Pop culture obsessives writing for the pop culture obsessed.
Pop culture obsessives writing for the pop culture obsessed.

David Ayer’s gory Fury delivers cheap shocks

Illustration for article titled David Ayer’s gory Fury delivers cheap shocks

David Ayer’s gruesome World War II flick Fury aims to do for the Greatest Generation what his previous films have done for the LAPD and DEA, painting the crew of an M4 Sherman tank as cruel and crooked soldiers on the front line of a war against an evil greater than themselves. In Ayer Land, good is a fragile and irrelevant thing; what matters is camaraderie and the struggle of bad against evil. “Ideals are peaceful, history is violent,” says the tank’s commander, Wardaddy (Brad Pitt). It’s April 1945, and he and his crew of Neanderthals—Coon-Ass (Jon Bernthal), Gordo (Michael Peña), and Bible (Shia LaBeouf)—are tearing through the muddy countryside of Germany, slitting throats, killing prisoners, and forcing their way into the homes of local women.

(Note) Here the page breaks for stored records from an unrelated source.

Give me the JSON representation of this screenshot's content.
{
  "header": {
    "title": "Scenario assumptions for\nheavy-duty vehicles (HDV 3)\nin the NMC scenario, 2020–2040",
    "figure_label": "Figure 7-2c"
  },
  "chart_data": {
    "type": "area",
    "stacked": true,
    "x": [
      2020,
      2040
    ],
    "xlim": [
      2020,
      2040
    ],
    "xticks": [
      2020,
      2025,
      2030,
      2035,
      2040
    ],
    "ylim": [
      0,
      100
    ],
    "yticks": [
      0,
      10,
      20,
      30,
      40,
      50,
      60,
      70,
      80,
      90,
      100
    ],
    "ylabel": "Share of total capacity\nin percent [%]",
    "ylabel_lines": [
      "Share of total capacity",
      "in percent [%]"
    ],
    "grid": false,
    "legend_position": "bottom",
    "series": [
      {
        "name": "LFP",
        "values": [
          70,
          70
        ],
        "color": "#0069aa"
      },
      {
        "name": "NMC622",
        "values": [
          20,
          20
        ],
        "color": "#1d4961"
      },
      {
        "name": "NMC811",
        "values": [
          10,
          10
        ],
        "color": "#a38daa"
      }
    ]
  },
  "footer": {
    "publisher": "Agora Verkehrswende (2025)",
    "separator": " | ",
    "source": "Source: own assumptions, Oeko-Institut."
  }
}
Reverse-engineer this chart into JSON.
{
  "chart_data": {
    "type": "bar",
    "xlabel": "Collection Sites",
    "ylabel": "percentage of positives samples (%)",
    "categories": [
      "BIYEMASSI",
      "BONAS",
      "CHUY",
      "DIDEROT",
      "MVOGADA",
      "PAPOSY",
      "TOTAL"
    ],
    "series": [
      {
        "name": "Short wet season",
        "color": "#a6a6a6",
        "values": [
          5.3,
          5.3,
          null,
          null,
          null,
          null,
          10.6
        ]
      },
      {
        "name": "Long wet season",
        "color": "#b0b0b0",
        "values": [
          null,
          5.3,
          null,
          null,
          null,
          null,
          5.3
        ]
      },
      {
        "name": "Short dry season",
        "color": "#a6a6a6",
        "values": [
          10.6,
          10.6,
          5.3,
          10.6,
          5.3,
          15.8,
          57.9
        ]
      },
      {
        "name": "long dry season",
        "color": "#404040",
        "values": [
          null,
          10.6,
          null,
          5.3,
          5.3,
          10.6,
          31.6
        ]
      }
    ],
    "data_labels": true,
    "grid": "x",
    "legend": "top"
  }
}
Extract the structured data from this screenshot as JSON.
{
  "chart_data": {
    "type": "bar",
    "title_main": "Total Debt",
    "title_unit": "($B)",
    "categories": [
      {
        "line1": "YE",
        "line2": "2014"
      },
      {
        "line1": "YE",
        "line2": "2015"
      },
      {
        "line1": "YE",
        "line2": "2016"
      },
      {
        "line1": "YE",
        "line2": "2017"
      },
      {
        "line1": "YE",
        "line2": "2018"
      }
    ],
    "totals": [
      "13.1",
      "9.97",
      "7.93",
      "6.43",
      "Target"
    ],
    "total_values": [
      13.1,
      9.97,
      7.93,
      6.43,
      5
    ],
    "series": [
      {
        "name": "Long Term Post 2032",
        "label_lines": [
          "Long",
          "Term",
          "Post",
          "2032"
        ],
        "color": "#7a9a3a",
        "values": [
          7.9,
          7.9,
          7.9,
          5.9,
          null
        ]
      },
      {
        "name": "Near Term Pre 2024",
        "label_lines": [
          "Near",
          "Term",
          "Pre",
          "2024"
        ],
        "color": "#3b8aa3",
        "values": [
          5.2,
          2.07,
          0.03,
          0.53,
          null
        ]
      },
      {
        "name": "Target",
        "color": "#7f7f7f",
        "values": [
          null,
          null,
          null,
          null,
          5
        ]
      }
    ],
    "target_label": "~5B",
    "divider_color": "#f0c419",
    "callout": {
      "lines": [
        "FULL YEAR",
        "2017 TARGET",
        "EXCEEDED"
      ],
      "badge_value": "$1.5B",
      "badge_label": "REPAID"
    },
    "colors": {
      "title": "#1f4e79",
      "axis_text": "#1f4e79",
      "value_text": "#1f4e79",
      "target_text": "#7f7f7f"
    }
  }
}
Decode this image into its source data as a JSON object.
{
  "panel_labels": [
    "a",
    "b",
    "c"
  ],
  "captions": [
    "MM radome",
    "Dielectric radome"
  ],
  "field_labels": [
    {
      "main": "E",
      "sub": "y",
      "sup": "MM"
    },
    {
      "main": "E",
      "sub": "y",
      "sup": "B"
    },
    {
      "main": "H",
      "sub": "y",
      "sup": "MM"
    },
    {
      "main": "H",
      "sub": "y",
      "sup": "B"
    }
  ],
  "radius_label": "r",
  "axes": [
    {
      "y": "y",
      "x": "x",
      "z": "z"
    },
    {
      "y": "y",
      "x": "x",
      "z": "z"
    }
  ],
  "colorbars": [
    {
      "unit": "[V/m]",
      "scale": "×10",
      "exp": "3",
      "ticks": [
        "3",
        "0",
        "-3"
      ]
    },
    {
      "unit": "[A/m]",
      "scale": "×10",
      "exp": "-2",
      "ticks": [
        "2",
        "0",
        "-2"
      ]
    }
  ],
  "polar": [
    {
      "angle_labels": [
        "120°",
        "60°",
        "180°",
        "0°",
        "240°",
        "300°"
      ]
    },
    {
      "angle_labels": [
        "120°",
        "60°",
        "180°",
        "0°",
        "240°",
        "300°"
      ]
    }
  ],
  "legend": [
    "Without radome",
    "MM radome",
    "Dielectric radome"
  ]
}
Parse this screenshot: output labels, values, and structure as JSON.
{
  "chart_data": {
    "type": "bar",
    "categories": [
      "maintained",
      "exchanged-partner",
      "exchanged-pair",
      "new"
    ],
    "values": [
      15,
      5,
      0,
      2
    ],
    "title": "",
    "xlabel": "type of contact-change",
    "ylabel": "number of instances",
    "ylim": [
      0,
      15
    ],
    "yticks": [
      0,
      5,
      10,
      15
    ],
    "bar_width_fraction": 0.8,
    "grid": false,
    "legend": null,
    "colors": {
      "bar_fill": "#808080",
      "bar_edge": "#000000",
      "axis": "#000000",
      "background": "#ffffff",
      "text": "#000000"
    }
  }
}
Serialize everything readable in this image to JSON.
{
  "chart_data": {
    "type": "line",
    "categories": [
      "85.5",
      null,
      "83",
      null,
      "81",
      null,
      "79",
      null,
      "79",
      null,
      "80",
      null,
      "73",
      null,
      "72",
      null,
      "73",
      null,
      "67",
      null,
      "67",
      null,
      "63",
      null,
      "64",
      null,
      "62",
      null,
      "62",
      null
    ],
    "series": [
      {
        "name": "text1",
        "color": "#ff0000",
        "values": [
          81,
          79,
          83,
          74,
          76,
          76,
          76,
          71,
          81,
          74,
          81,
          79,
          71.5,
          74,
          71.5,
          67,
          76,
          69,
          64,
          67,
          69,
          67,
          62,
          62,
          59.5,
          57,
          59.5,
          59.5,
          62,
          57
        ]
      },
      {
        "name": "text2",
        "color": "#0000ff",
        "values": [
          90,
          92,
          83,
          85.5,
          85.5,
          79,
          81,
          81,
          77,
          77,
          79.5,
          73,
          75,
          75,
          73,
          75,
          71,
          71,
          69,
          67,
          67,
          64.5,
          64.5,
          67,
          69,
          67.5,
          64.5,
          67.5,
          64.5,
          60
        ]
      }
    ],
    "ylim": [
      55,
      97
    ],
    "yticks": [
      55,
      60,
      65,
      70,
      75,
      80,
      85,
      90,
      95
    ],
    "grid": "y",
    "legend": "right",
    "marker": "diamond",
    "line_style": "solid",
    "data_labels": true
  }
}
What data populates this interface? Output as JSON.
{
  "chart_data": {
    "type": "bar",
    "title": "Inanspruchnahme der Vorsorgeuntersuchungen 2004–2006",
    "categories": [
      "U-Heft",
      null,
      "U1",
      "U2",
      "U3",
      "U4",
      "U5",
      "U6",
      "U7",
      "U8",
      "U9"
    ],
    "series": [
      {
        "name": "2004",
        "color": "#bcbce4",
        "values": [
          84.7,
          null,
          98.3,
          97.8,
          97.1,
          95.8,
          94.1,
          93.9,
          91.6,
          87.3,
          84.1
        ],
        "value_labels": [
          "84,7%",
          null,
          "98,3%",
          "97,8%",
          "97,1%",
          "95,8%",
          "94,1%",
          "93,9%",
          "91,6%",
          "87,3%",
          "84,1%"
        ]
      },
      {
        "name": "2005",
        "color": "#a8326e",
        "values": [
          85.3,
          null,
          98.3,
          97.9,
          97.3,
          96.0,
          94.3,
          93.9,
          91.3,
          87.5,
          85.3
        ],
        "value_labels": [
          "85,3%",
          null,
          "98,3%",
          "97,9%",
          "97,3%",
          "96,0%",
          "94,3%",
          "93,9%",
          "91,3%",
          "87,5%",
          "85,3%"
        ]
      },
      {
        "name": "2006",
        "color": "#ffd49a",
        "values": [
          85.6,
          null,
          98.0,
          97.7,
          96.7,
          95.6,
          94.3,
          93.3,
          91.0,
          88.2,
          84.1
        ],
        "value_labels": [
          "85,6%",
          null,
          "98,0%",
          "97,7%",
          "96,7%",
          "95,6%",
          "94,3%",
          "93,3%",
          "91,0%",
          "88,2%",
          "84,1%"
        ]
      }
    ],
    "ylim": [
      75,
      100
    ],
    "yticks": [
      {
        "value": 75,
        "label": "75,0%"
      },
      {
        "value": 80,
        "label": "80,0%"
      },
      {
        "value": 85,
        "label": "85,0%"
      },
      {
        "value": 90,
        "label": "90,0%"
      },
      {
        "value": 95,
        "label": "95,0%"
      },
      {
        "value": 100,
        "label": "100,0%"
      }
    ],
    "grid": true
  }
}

It’s all very Peckinpah—or at least it could be, if Ayer had any sense of poetry. (The closest he gets here is the recurring motif of a white horse, wandering the battlefield.) Ayer is devoted to the very ’70s idea that a violent film has to be about the efficacy of violence, but he always comes to same relativist conclusion; his world is black and gray, which isn’t all that different from black and white. When it all comes down to it, “History is violent” isn’t much of a foundation for a movie—unless, of course, a filmmaker’s primary goal is to provide cheap shocks, which Fury delivers in spades: blown-off heads; corpses flattened into the mud; a soldier, engulfed in flames, shooting himself in the head; Wardaddy’s crew killing child soldiers and then driving down a country road strung with the corpses of civilians; men blown open by grenades; wounded soldiers yawping out Wilhelm Screams as they get crushed under the treads of a tank.

Borrowing a page from his own script for Training Day, Ayer confines the action to a 24-hour period, during which virginal, Hemingway-reading Army typist Norman (Logan Lerman) finds himself abruptly transferred into Wardaddy’s crew and gets to learn firsthand about what terrible people real men are. (His first task: wiping his predecessor’s brains off the interior of the tank using a bucket of water and a rag.) Skirmish by skirmish, Norman is initiated into the cult of the tank, which revolves around Wardaddy and his Plexiglas-handled M1917 revolvers. Their mantra is “Best job I ever had”; by the end of the movie, one gets the sense Norman believes it, but not why.

One can’t help but admire Ayer’s commitment to showing the ugliness of the most mythologized of all wars, just as one can’t help feeling disappointed that Ayer treats the ugliness as an end in and of itself. Seeing American soldiers execute prisoners is about as edifying as seeing a cop take bribes. At least the gore is convincing.